The method most commonly used is the discontinuous SDS-PAGE. In this, the proteins first hike in a stacking gel with a neutral pH, where they are concentrated and then treated with alkaline pH, in which the actual separation takes place in a separating gel. Collection and separation gel differ in their pore size and pH values . The pH gradient between collection and resolving gel buffer leads to a stacking effect on the border separating gel. As an electrolyte a SDS -containing Tris-glycine buffer system is often used. Developed by Ulrich Laemmli discontinuous system enables a good separation of proteins with molecular masses between 5 and 250 KDa. The publication, which has been described, is the most widely cited paper by an individual author, and the second most cited overall. For the separation of small proteins and peptides is due to the greater spread of the proteins in the range from 1 to 50 KDa, the TRIS - Tricine buffer system of Schagger and von Jagow.

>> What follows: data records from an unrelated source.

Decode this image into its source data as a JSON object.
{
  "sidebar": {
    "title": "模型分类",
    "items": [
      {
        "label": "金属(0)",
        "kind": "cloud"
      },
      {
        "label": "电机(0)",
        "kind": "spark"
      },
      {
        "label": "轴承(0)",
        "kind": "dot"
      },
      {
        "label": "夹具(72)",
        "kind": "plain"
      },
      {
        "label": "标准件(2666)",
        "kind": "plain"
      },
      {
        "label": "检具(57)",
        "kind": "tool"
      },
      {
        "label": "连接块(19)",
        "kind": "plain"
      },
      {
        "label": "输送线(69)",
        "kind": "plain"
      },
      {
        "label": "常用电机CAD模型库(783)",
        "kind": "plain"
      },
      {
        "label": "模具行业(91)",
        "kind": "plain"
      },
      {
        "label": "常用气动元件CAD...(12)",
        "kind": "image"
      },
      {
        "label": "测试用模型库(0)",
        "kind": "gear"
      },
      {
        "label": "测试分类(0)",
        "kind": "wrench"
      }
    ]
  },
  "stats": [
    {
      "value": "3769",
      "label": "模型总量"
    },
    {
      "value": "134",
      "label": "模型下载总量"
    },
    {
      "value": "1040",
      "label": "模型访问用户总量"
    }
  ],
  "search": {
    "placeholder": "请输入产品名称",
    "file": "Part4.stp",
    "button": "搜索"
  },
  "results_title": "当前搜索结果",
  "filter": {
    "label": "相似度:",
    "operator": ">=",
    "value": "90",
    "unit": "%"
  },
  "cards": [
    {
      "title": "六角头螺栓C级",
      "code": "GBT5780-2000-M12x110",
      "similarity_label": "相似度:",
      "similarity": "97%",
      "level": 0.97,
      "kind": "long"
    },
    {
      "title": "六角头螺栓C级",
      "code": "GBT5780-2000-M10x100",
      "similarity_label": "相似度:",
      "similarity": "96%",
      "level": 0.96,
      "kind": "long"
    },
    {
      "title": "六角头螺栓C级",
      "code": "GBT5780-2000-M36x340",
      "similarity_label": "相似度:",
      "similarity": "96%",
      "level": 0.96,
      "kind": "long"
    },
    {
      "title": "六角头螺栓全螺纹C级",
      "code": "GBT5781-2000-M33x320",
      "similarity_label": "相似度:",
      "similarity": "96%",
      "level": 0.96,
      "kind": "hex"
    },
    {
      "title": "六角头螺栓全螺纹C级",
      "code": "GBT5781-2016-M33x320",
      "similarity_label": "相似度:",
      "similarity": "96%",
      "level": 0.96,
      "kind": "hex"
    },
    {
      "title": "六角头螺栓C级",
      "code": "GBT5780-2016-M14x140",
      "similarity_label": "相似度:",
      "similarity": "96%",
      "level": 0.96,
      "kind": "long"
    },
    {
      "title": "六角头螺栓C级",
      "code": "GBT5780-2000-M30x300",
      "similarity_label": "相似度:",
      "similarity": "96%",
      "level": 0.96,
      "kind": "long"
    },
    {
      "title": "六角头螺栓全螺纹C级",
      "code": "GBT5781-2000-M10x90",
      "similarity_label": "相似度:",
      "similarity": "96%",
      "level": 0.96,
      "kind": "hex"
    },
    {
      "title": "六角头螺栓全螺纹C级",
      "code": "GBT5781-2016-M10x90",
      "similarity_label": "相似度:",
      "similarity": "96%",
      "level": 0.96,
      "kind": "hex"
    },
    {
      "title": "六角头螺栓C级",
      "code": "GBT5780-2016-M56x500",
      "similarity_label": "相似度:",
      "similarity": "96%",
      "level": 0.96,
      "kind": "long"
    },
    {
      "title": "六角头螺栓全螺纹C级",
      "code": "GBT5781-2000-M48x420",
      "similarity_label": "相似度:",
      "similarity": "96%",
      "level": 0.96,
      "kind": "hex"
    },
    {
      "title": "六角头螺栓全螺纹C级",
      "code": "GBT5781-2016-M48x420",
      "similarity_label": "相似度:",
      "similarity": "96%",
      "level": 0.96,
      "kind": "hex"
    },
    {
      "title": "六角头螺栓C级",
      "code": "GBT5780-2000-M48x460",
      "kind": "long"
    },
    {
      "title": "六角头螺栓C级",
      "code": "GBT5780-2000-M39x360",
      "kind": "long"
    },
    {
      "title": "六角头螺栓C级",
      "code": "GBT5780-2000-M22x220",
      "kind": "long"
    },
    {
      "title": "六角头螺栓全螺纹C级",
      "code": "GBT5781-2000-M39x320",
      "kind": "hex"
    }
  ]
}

Glycoproteins adsorb SDS to the glycosylations uneven, resulting in broader and less sharp bands. Membrane proteins are constructed because of their transmembrane domain often from hydrophobic amino acids, have a lower solubility, tend to bind due to hydrophobic effects lipids and tend to precipitate in aqueous solutions if insufficient detergent is present. This precipitation is expressed in membrane proteins in SDS -PAGE in a " tailing " above the band of the transmembrane protein, whereas more SDS can be used ( by using more or more concentrated sample buffer ) and the amount of protein are reduced in the gel application. Overloading the gel with a soluble protein expressed in a semi-circular band of this protein (eg, in the Marker track the figure at 66 KDa ). A low contrast (like in the Marker track the figure) between gangs within a lane indicates either the presence of many proteins with intermediate molecular weights down ( low purity ) or if, in purified proteins, a lack of contrast occurs only below a band, a proteolytic degradation through the protein, which is expressed first in dismantling gangs and after further degradation in a homogeneous staining ( "smear" ) below a gang.
Commercial gel systems
Commercial gel systems ( so-called pre -cast gels) mostly use the buffer substance BisTris with a pH of 6.4 in both the collection and in the separating gel. These gels are supplied already poured finished and ready for use immediately. The lower pH prevents the disintegration of the polyacrylamide gels and makes for a long time shelf life. Additionally, this gel system has a very large separation range, can also be varied by the use of MES or MOPS in the running buffer.
Molar Mass
For a more accurate determination of molar mass, the relative run lengths of the individual protein bands are measured in the gel. The relative amount of tracking ( also Rf, Rm value ) is the quotient of the run length in the considered protein and the run length of the protein front. The tracking of the protein front approximates the walking distance of the bromophenol blue in the sample buffer contained. The relative spacings in the proteins of the size marker are semilogarithmic plotted against their known molecular weights. About compared with the generated graph or calculated by a regression analysis, the molecular weight of an unknown protein can be determined by its relative spacing. Bands of proteins with glycosylation may be blurred. Proteins with many basic amino acids (eg histones) can lead to an overestimation of the molecular weight.